Reasons for Appeal

If you do not agree with decisions of the Examinations Committee (e.g. regarding binding study advice) or of an examiner from your department, relating to admission to examinations, the grades awarded, to the entrance examination/Colloquium Doctum, or the determination of your total number of credits (in relation to your study progress or admission to a Masters program), you can lodge an appeal.

You can also submit an appeal if the body concerned refuses to make a decision. This is the case if the decision is not made within the statutory period, or if no period is stipulated. The authority of the CBE and the grounds on which an appeal can be submitted are stipulated in sections 7.60  to 7.63 of the Higher Education and Research Act (see also chapter 7 of the Student Statute).


Make sure you submit an appeal within six weeks of the date on which the decision was made. If you submit the appeal later, there is a good chance that it will be declared inadmissible and not processed. The facility will ensure that your appeal is forwarded to the Examination Appeals Board (CBE).

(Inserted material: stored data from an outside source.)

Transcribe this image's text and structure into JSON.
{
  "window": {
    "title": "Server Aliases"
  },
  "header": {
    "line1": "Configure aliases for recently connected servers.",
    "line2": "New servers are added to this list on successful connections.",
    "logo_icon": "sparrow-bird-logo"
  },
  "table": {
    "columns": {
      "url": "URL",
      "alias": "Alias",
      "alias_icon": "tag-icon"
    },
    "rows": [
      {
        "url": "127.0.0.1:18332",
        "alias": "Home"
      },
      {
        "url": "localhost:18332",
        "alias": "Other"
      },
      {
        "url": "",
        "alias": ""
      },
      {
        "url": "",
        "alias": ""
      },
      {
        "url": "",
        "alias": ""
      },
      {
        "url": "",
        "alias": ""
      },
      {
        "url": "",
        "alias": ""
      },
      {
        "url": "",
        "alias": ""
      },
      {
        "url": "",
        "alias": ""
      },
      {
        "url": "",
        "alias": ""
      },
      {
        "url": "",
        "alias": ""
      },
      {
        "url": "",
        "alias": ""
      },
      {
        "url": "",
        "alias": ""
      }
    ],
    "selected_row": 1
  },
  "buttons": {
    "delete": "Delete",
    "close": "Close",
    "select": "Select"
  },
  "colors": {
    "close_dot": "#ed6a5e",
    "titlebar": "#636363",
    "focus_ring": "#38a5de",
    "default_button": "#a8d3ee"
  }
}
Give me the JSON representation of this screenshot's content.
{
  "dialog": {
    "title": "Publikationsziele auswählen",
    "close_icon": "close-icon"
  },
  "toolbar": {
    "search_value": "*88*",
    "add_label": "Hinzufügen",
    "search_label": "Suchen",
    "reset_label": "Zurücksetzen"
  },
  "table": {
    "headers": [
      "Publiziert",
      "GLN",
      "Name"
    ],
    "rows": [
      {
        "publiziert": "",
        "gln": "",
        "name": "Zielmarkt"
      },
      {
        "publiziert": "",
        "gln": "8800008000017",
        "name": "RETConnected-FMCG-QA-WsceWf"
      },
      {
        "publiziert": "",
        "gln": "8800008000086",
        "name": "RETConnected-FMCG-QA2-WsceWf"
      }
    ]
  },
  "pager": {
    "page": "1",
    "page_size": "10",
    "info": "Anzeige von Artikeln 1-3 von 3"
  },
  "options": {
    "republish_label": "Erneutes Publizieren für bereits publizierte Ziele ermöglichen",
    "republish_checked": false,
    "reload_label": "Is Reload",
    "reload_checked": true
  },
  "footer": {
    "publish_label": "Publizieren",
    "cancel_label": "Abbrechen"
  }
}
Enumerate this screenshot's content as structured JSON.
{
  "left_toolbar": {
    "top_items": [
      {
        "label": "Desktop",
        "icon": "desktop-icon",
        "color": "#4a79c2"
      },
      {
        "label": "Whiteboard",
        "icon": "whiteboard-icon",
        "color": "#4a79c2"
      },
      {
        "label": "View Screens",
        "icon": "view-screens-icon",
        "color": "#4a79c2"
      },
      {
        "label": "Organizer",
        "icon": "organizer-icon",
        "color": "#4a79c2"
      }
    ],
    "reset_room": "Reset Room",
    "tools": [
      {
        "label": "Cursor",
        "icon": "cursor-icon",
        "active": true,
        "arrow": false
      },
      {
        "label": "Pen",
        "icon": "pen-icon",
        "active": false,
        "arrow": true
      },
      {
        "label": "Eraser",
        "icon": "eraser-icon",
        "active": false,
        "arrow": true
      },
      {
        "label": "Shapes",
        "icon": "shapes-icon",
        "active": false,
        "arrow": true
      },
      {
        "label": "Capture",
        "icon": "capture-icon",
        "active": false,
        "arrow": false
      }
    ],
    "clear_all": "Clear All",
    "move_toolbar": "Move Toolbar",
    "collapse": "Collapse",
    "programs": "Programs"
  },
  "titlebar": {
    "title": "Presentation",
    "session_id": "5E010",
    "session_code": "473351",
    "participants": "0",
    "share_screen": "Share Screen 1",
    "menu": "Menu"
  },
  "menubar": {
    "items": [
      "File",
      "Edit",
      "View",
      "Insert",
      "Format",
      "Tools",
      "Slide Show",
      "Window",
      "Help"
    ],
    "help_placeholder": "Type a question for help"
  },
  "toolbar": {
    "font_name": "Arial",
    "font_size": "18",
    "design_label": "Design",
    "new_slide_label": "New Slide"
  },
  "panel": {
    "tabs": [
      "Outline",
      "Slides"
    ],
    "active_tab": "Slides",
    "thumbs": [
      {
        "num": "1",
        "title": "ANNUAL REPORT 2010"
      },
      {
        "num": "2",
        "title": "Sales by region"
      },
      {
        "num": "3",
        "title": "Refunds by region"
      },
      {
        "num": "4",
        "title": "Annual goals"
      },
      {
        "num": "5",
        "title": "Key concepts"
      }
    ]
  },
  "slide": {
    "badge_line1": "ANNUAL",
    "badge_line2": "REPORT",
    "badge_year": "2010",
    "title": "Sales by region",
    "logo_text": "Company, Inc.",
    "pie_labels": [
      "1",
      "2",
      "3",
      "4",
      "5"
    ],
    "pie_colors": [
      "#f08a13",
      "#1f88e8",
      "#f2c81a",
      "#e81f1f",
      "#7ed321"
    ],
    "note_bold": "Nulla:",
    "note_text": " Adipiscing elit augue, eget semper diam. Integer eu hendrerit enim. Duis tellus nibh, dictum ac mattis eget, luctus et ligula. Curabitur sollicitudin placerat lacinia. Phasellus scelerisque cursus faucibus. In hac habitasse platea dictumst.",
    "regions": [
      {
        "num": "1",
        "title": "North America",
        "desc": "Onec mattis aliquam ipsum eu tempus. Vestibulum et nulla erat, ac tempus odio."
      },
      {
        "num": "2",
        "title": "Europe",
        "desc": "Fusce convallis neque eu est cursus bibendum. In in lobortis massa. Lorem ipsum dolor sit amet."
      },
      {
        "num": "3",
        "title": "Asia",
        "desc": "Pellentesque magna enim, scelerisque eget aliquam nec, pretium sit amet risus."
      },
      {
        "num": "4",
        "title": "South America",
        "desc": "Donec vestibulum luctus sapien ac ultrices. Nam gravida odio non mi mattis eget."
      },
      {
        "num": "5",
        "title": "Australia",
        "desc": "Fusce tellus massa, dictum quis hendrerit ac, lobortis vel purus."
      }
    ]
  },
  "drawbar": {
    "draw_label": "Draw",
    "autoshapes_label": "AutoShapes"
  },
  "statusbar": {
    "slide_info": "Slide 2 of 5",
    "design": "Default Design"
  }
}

After receipt of the appeal, but before it is processed by the CBE, there will be a meeting between you and the Examinations Committee to seek a solution.

If a settlement is reached, the appeal procedure is considered complete and you will be requested to withdraw the appeal. If a settlement is not reached, the Examinations Committee will send an objection to the CBE and the case will be dealt with in a public hearing. The CBE will issue a written judgment.

In cases of immediate haste, it is also possible to request the chairman of the CBE for a temporary judgment.

Appeal at the Higher Education Appeals Tribunal

If you do not agree with the judgment on the appeal, you can lodge a further appeal at the Higher Education Appeals Tribunal (CBHO).

You must in principle lodge this appeal within six weeks of the date on which the judgment was sent.

There are additional costs relating to this procedure, amounting to court fees of €41. If the CBHO rules in your favor, the university will reimburse the court fees.